Étoile jaune et carton rouge….

 

 

La classe politique marocaine, dans la majorité de ses composantes partisanes, vient de donner un très bel exemple de son décalage profond (irrémédiable ?) avec la réalité nationale, les intérêts stratégiques du Royaume, les aspirations populaires et même les principes inscrits dans le préambule de la Constitution approuvée par référendum le 1er juillet 2011.

En effet, deux « propositions de loi », l’une déposée par le PAM, l’autre par le PJD, le PPS, l’USFP et l’Istiqlal, visent à punir sévèrement, d’emprisonnement (jusqu’à 5 ans) et de très fortes amendes, tout Marocain dont le comportement, les projets ou les actes auraient pour objectif « la normalisation » des relations avec l’Etat d’Israël.

Quelle est cette situation d’urgence absolue qui commande ainsi la démarche d’honorables parlementaires issus de la plupart de nos formations politiques, majorité et opposition confondues ?

On savait l’union sacrée faite depuis 1975 sur la Question Nationale et la préservation de notre intégrité territoriale, et voilà que nos députés s’unissent par-delà leurs différences et leurs divergences, sur la chasse aux supposés philo-sionistes qui pulluleraient dans ce Maroc de 2013, oeuvrant, en cachette ou au grand jour, à « rapprocher » les Marocains des Israéliens !

Heureusement que le ridicule ne tue plus sinon l’hémicycle s’en trouverait fort dépeuplé…

Et si la question n’avait pas des implications sérieuses et graves pour l’image du Royaume, ses soutiens à l’international, mais surtout l’esprit de tolérance, de respect de l’autre et de l’identité plurielle nationale, proclamés par la Constitution, on se bornerait à en rire, à hausser les épaules, considérant à juste titre, que cette «pantalonnade» parlementaire n’aura jamais l’heur d’arriver un jour au stade du vote.

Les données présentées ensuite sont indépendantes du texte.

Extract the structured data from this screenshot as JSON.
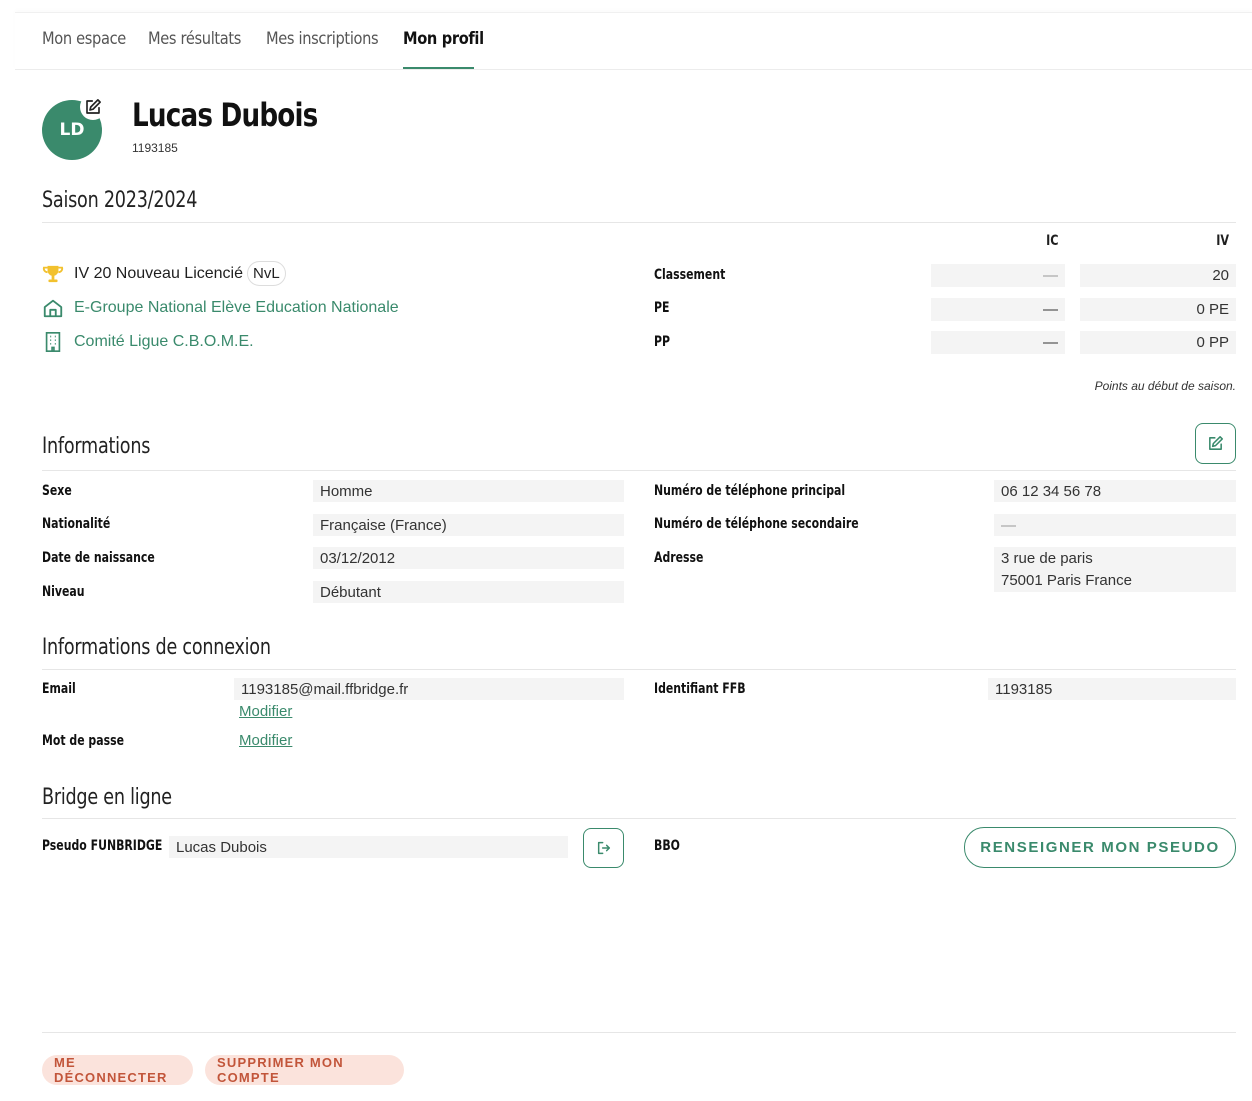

Pourtant, parce qu’il s’agit d’une démarche émanant de partis politiques censés agir de manière responsable, parce que ces deux propositions de loi ont déjà produit un effet négatif à l’extérieur de nos frontières, mais aussi parce que cela inquiète sérieusement nos compatriotes de religion juive, qui vivent, travaillent, investissent dans un Maroc où leur communauté est installée depuis plus de deux mille ans, on rappellera à nos parlementaires quelques vérités bien senties, qu’ils pourraient méditer lors des fastidieuses séances au sein de l’hémicycle…

 

50 ans d’Histoire…

Les trois Rois du Maroc moderne, les défunts Mohammed V et Hassan II et aujourd’hui SM Mohammed VI ont toujours eu la même attitude concernant leurs sujets juifs, citoyens marocains à part entière, soient-ils présents dans le Royaume ou exilés dans d’autres parties du monde dont Israël. C’est la raison pour laquelle aujourd’hui, il y a de par le monde plus de 900 000 Juifs, qui disposent toujours de leur nationalité marocaine. Ainsi, un Juif vivant à Montréal, à New York, à Sarcelles ou à Tel Aviv, est Marocain, si lui-même ou ses ascendants sont originaires du Royaume. Faudra-t-il prévoir d’emprisonner tous ceux qui reviendraient chez eux, visiter le Royaume, se recueillir sur la tombe de leurs saints ou de leurs ancêtres, ou simplement, célébrer par leur présence la réelle tradition de tolérance et d’hospitalité du Maroc et de ses habitants dont l’écrasante majorité est musulmane ?

Faudra-t-il emprisonner également tous les artistes, musiciens, chercheurs, cinéastes, juifs ou musulmans, qui commettraient «l’acte criminel» de participer à un festival de musique andalouse, à Fès ou Essaouira par exemple, ou de filmer le parcours des Juifs de Tinghir à Jérusalem, comme l’a fait Kamal Achkar, ou encore d’exposer, caméra au poing, la question israélo-palestinienne comme vient de le réaliser l’excellent Nabyl Ayouch? Faudrait-il censurer leurs oeuvres ?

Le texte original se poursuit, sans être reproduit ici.